Conceptualizing Algorithmic Transparency as a Legal Concept in Comparative Perspective

Lucas Anjos

Tech Policy Fellow

This research examines algorithmic transparency as a regulatory principle increasingly deployed to address accountability and oversight challenges in artificial intelligence systems. Through comparative legal analysis of major international and regional frameworks (including the EU’s GDPR, AI Act, DSA, and DMA, the Council of Europe Framework Convention, OECD guidelines, UNESCO recommendations, and IEEE technical standards) combined with qualitative interviews with twelve multistakeholder experts from Brazil and Europe, the study reveals fundamental tensions between transparency’s democratic promise and its practical implementation. The analysis demonstrates that while European frameworks establish sophisticated procedural transparency requirements, global application remains uneven. Technology companies implement differential transparency standards based on regulatory stringency and market significance rather than uniform principles, with Global South jurisdictions receiving substantially less disclosure despite operating under nominally similar systems.

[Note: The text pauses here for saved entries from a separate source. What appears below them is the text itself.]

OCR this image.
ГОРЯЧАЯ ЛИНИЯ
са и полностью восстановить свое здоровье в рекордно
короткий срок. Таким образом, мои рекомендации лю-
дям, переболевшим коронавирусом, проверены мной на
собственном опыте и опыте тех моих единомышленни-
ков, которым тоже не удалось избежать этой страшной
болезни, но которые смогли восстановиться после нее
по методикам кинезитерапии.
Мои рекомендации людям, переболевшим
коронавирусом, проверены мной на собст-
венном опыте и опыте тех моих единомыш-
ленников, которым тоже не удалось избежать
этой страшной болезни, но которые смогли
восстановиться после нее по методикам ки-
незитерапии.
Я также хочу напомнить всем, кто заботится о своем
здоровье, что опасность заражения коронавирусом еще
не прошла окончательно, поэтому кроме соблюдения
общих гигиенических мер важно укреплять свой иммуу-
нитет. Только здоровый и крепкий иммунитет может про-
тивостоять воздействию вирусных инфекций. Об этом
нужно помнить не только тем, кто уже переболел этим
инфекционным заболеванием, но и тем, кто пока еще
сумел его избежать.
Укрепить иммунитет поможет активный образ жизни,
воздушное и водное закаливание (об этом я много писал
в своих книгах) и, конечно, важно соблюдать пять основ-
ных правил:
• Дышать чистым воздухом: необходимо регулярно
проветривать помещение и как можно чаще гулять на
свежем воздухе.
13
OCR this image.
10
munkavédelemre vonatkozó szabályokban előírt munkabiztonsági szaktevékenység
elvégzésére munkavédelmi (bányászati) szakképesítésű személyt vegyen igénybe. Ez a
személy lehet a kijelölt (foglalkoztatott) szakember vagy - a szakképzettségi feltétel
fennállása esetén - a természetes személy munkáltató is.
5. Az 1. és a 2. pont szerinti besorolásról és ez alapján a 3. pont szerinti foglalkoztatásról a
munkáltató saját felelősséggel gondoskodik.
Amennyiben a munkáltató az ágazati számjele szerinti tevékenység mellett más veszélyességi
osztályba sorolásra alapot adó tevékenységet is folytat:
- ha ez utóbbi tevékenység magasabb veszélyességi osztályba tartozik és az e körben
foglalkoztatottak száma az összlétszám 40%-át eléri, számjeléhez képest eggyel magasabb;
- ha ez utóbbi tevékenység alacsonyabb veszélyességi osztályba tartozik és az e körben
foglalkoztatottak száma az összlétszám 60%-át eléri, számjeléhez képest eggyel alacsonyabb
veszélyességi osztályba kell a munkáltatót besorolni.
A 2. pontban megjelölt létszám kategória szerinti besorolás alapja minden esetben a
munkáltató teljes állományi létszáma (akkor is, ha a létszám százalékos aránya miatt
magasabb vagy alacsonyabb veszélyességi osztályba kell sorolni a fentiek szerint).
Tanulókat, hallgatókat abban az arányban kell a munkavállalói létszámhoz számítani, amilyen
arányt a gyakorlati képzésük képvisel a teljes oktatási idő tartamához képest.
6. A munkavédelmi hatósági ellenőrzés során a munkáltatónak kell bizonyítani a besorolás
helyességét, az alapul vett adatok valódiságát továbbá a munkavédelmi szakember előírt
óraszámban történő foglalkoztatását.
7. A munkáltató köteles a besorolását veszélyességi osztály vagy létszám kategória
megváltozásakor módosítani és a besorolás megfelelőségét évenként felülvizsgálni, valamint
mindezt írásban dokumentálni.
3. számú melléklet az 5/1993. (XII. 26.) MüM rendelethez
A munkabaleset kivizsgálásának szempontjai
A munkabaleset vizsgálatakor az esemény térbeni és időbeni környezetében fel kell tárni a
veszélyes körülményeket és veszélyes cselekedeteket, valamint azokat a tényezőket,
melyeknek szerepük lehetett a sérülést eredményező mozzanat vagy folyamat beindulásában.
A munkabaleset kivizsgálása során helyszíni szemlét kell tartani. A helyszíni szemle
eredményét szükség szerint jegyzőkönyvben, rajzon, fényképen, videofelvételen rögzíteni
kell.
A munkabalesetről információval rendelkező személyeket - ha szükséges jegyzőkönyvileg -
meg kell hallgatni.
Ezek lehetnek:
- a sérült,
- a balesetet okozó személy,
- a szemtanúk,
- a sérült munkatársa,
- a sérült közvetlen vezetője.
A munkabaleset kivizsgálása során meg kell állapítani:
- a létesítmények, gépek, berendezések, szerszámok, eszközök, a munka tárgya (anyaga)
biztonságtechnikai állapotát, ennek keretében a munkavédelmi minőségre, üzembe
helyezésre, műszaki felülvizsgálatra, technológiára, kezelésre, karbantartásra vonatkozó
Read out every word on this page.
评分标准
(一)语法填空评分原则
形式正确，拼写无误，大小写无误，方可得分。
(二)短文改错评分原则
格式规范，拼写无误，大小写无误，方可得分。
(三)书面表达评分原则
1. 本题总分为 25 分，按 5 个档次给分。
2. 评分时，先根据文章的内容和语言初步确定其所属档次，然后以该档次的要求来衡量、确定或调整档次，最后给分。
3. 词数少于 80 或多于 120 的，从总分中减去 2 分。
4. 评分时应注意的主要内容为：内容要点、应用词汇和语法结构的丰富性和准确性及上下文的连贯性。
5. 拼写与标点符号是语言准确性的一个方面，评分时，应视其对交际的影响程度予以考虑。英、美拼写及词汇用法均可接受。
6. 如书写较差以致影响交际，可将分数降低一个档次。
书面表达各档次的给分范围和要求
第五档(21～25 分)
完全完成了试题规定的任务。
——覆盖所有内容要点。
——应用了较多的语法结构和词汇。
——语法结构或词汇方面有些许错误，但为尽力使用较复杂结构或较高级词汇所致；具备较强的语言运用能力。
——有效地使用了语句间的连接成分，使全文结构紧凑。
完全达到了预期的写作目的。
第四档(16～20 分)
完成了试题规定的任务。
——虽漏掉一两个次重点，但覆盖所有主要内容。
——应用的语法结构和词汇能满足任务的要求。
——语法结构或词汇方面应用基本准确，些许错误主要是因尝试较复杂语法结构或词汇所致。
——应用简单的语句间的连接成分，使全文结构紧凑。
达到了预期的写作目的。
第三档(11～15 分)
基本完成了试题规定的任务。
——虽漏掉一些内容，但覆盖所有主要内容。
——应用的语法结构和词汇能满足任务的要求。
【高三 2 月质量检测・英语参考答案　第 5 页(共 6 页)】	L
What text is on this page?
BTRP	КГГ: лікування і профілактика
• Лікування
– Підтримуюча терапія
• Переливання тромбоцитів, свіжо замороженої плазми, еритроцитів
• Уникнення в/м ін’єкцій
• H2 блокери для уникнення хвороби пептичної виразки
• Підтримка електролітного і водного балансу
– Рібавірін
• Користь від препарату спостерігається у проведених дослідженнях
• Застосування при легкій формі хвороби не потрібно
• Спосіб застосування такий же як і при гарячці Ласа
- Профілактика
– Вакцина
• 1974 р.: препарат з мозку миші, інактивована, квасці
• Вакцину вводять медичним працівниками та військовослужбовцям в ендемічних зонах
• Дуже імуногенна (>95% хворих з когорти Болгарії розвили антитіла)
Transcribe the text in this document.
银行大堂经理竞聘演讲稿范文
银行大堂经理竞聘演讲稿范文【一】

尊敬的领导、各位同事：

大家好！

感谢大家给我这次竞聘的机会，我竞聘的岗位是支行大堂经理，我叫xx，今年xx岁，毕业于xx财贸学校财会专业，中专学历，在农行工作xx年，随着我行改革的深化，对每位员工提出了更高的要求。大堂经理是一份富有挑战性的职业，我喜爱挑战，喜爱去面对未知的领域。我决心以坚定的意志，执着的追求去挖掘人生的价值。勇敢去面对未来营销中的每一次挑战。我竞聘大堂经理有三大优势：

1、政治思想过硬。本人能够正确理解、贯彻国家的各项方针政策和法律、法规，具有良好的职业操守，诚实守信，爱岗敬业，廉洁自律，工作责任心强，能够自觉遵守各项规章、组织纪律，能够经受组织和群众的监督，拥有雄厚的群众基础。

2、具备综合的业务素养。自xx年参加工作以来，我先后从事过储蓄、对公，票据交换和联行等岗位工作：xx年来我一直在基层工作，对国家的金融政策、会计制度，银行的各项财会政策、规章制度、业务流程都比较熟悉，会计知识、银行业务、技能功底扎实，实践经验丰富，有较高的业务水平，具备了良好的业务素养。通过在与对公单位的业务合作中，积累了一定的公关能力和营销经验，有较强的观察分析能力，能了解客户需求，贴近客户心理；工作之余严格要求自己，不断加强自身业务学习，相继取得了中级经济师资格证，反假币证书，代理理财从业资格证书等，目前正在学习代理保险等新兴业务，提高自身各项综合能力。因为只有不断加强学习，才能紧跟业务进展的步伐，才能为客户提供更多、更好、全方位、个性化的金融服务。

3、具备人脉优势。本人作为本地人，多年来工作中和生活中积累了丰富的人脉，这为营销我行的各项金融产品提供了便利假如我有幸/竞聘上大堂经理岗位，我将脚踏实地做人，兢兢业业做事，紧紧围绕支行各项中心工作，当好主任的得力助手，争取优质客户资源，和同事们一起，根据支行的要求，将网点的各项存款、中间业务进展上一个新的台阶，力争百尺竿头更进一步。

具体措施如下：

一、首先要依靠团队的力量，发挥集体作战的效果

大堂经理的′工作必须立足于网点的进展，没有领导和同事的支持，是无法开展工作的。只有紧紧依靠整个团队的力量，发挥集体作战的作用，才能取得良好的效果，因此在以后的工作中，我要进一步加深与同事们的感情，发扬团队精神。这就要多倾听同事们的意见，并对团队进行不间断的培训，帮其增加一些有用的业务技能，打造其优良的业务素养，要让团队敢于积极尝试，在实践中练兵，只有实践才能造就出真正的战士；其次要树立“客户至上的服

The research distinguishes between procedural transparency (disclosure of governance frameworks and processes) and material transparency (access to technical specifications and source code), finding that both face significant barriers including technical complexity, intellectual property concerns, and regulatory capacity asymmetries. Expert interviews establish consensus that transparency functions as an instrumental mechanism enabling accountability rather than a terminal objective, yet effectiveness depends critically on meaningful information presentation calibrated to recipient capacities. Current frameworks often prioritize formal compliance over substantive oversight, creating “performative transparency” that legitimizes existing power structures without challenging concentrated technological decision-making authority. The study concludes that algorithmic transparency, while necessary for democratic governance, operates within structural constraints limiting its effectiveness in addressing global power imbalances. Meaningful reform requires integrating transparency within broader frameworks of technological justice that address underlying capacity asymmetries between regulatory authorities and technology corporations, particularly affecting Global South jurisdictions.

Lucas Anjos

Tech Policy Fellow

Lucas is a legal scholar specialized in technology, privacy, and international law, working as a postdoctoral researcher at Sciences Po Law School in Paris.